Ball settles into the class discussion on skin diseases with fellow student Sara Baillargeon, while two other students, Justin Laudick and Scott Batterson, watch the lecture from their conference room at St. Rita's Medical Center in Lima, Ohio, about two hours north of Cincinnati. All four are ANEW grant recipients in the distance-learning program, and they support each other, often working on group projects together.

In the classroom, Assistant Professor Kim Toole makes sure the mics and screens for the distance students are working before starting the lecture. The 26 students in the classroom see their far-off classmates on one large TV monitor, while class displays and Power Points appear on a second large monitor. Toole periodically asks if they can hear or if they have questions.

In Lima, Justin Laudick, right, gives a thumbs-up sign. And for good reason. For him, the Family Nurse Practitioner program expands his career opportunities well beyond his current job as a trauma nurse manager at St. Rita's.

Laudick wants to return with his wife and children to Ottoville, a small farming community northwest of Lima where he grew up. His family is still there, and he knows practically everyone. And more important, with his new nursing skills, he will be able to help his community be healthier.

"There are not a whole lot of providers available in smaller towns, so since I already know the area, it would be beneficial to go back and help out there," Laudick says. "The nearest hospital, St. Rita's, is still 25-30 minutes from home. People hesitate to go and a lot of patients are afraid of getting admitted and being there forever."

It's the same story in Marietta, where long distances are a way of life. Ball grew up in Waterford-a no-stoplight town an hour north. When she worked at Marietta Memorial Hospital, it was normal to see patients who came to the ER for basic care because they had no doctor where they lived.

But her 10 years as a school nurse really opened her eyes to the need.

"People didn't even know they should have their children's teeth cleaned or their eyes checked or be treated for infections or immunizations," she says. "They truly did not know what they should be doing for their children."
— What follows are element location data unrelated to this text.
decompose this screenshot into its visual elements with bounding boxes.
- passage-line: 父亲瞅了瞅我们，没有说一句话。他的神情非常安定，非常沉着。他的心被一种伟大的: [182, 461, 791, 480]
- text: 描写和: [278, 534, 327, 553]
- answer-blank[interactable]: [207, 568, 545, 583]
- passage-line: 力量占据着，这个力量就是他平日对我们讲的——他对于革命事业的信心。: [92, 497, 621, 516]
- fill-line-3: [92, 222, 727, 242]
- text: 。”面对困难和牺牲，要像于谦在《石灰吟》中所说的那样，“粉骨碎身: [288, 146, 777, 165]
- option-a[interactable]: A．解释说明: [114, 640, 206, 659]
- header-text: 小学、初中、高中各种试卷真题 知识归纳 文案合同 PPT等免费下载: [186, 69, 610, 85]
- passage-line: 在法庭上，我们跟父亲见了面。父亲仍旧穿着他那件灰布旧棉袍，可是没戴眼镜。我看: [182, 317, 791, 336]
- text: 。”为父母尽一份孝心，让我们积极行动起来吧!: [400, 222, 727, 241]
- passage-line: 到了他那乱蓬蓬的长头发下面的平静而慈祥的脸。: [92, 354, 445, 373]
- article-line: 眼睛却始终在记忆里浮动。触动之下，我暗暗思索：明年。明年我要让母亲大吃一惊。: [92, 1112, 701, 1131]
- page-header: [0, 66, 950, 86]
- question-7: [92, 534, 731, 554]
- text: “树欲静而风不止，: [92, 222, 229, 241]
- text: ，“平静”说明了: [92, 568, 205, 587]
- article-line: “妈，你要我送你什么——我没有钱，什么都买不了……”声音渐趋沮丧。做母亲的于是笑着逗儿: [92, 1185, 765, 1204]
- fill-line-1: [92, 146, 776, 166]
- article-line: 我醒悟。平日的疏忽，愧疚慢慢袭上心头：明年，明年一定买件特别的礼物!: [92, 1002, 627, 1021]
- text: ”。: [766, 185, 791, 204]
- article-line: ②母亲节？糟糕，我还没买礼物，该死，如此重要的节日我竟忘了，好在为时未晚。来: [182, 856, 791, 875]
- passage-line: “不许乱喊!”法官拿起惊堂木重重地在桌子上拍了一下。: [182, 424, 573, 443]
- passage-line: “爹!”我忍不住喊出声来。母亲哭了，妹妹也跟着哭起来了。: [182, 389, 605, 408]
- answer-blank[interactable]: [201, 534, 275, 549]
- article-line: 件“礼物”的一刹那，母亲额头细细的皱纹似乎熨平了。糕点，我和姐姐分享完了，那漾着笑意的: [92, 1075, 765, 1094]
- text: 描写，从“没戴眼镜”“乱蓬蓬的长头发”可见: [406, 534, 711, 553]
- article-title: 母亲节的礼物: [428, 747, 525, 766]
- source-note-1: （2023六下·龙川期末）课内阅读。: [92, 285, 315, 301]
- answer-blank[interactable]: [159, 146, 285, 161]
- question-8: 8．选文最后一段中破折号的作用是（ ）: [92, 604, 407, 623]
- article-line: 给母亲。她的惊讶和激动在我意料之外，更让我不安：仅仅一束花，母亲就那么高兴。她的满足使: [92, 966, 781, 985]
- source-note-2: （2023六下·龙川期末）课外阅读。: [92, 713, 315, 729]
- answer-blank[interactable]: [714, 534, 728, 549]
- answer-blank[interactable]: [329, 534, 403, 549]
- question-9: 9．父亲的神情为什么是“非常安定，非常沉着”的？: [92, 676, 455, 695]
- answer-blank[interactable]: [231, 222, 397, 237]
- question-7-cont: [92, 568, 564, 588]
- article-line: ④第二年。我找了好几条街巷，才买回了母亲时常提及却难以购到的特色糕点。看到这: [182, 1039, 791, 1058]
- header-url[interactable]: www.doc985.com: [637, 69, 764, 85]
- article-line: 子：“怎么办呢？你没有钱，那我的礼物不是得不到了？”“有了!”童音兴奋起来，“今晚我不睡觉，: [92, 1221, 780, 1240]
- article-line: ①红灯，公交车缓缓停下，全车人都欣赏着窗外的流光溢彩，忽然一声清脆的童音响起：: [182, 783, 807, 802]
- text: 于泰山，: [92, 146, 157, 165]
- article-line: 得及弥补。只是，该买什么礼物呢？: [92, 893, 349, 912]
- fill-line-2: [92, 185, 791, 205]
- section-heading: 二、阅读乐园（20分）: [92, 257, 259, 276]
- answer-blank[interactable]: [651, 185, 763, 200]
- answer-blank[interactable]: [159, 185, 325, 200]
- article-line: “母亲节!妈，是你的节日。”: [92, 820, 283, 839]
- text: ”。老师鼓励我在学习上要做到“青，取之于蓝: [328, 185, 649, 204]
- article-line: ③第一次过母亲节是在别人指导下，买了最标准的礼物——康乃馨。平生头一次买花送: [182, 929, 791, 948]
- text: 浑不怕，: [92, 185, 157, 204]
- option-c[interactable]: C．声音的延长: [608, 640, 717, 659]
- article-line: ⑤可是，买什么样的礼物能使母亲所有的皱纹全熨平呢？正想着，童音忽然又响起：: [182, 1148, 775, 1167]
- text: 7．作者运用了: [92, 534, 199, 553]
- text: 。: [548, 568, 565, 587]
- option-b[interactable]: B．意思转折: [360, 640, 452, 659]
The case of the little boy who needed surgery to restore his hearing struck a nerve with Ball. She eventually had to call Children's Services when the boy did not return to school, and when his mother disappeared, he went into foster care. She never saw him again, but, she says, "he could hear," which was a start for him to have a better life.

Ball stopped nursing to teach at Washington State Community College and enroll in the Xavier program. She wants to use her new skills as a nurse practitioner in a physician office or in a hospital group, treating and educating families in the rural communities around Marietta.

Such skilled nurses are sorely needed, says Toole. "In rural areas they are valued because of the need for primary care, and so few doctors are going into primary care. I like that we're reaching out to rural populations. It's population health focused and taking care of people in the surrounding areas."

 

VIDEO CONFERENCE GRADUATE NURSING PROGRAM

• Founded in 2009

• 52 graduates of the program

• 14 students currently enrolled

PARTNER SITES IN OHIO

• Fairfield Medical Center, Lancaster, Ohio

• Joint Township Memorial Hospital, St. Mary's, Ohio

• Mercy Regional Medical Center, Lorain, Ohio

• St. Rita's Medical Center, Lima, Ohio

• Marietta Memorial Hospital, Marietta, Ohio

• Mercy Memorial Hospital, Urbana, Ohio


Feature Image: Renea Ball, a student in the MSN video-conference program, teaches nursing at Washington State Community College in Marietta, Ohio.